JOB PURPOSE:

You will support the Cyber Security GRC Manager in implementing and maintaining IT governance, risk management, and compliance capabilities and services across information systems, applications and users to safeguard essential business services and operations from cyber threats.

DIMENSIONS:

• Work collaboratively in a team of circa 8-10 permanent and temporary GRC resources and specialist 3rd Party GRC service providers.

PRINCIPAL ACCOUNTABILITIES:

1. Risk Management: support cyber security risk assessments and help to validate findings, suggest treatment actions to important partners. Document, monitor and follow up remediation actions on all risks relating to the control environment.
2. Reporting and Metrics: Gather input data for management information reporting related to the risk and control environment.
3. Policies and Standards: help develop GRC policies, standards and procedures to monitor information security operational controls, exceptions, risks, and testing including management reporting on performance.
4. Controls Framework: Ensure a robust IT control environment and support a roadmap for IT controls improvements.
5. Compliance: Run processes to monitor IT compliance to legal and regulatory requirements such as Smart Energy Code, Cyber Essentials, National Cyber Security Centre (NCSC) Networks & Information Systems (NIS) Regulations Cyber Assessment Framework (CAF) and all IT related audits (internal and external) where the scope is wholly or significantly relevant to the companies cyber security controls.
6. GRC Systems and Tools: support the implementation and maintenance of the GRC tools, products and systems that help operate GRC frameworks and capabilities.
7. Stakeholder Management: Engage and work with important partners across IT, IS and the Business, internal and external auditors, third party managed service providers and partners to understand IT risks across the enterprise.

NATURE AND SCOPE:

The Information Systems Department works supporting us in the achievement of our vision to become the best performing DNO. The team achieve this through the provision of technology solutions, and the optimisation of current solutions to improve how we operate. Continuous improvement, customer service and seamless delivery is at the heart of this ethos and are therefore strongly underpinned by effective cyber security.

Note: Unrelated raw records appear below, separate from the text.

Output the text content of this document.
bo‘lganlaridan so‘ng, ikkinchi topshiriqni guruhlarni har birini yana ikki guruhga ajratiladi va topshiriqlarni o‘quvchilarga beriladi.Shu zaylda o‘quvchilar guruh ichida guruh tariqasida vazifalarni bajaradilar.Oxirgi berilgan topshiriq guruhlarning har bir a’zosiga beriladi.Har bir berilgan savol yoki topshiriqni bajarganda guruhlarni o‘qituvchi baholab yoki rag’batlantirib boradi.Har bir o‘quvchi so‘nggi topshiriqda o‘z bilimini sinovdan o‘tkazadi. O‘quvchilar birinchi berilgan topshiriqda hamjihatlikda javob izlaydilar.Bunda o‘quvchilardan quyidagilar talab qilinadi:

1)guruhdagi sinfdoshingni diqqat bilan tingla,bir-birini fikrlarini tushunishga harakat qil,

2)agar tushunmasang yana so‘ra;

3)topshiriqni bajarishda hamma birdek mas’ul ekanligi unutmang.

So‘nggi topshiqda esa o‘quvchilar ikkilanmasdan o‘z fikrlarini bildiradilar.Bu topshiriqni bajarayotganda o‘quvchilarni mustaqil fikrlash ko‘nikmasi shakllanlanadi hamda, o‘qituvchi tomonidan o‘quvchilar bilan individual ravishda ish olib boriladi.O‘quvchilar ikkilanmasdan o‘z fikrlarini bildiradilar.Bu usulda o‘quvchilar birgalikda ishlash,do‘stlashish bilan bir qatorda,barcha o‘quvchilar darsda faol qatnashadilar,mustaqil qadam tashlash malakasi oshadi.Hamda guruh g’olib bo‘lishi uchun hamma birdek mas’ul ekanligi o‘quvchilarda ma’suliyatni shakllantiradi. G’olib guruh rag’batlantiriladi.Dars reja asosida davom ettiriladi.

As a GRC Analyst you will support the Cyber and IT risk management activities within . Also you will contribute to cyber security maturity improvement processes that are necessary to safeguarding information assets, business services and operations.

• We ask that you have a practical understanding of governance, risk management, and compliance principles, and an awareness of relevant laws, regulations, and industry standards. We are looking for a detailed knowledge and practical expertise in at least 3 of the following specialist areas:
  • Specific Industry Standards
  • IS/IT Operational Controls and Governance  
  • IT/IS Risk Management 
  • Business Continuity Planning and Disaster Recovery  
  • Supply Chain and 3rd Party Risk Management 

Your principal challenge is to ensure that can demonstrate compliance to the various legal and regulatory demands that are important to retain its ‘license to operate’ and provide its primary services as a DNO. A cornerstone for this is to maintain a strong security posture across the IT estate by developing a comprehensive controls framework and protect our information assets.

Qualifications:

• Practical experience in a GRC role or related profession e.g. risk, audit, cyber security or similar experience in IT or OT role with a desire to move into cyber security, must have some relevant training or experience of cyber security risk assessment.
• Experience in operating maintaining and improving information security management systems (ISMS).
• Experience of internal and external audit engagements and delivering cyber security risk and control assessments with a working knowledge of risk processes, frameworks, and procedures.
• Specific GRC related professional training or an academic level equivalent in a related subject with a recognised information security related certification e.g. CISSP, CompTIA, CISA, CISM, CRISC, MSc Information Security, degree or other formal technical qualifications e.g. apprenticeship, in a related area e.g. networking, cyber security, Information Technology, Operational Technology.
• Good knowledge of compliance, security and regulatory frameworks such as Cyber Essentials, Smart Energy Code (SEC), Network and Information Systems Directive (NIS) National Cyber Security Centre (NCSC) Cyber Assessment Framework (CAF), ISA/IEC 62443, ISO/IEC 27001/27002, GDPR, Cloud Security Alliance (CSA) Star framework, SOC2 Type 2 audits. Information Technology Infrastructure Library (ITIL), Control Objectives for Information and Related Technologies (CoBIT), etc.
• Proficient in at least one or more of the following, within a corporate environment:
  • IT / OT operational risks and controls assessment and assurance
  • Business Continuity Planning and Disaster Recovery testing assurance.
  • 3rd Party Supply chain risks, controls and assurance.
  • Physical security risks and controls.
  • Policy, Process, Documentation and Governance
• Some experience of technical risk assessments in either Information Technology (IT) or Operational Technology (OT) environments, including Industrial Control Systems (ICS) and Supervisory Control and Data Acquisition (SCADA).
• Experience working within a regulated environment, preferably Energy sector Critical National Infrastructure (CNI) and an understanding of power distribution systems or industry best practice would be beneficial.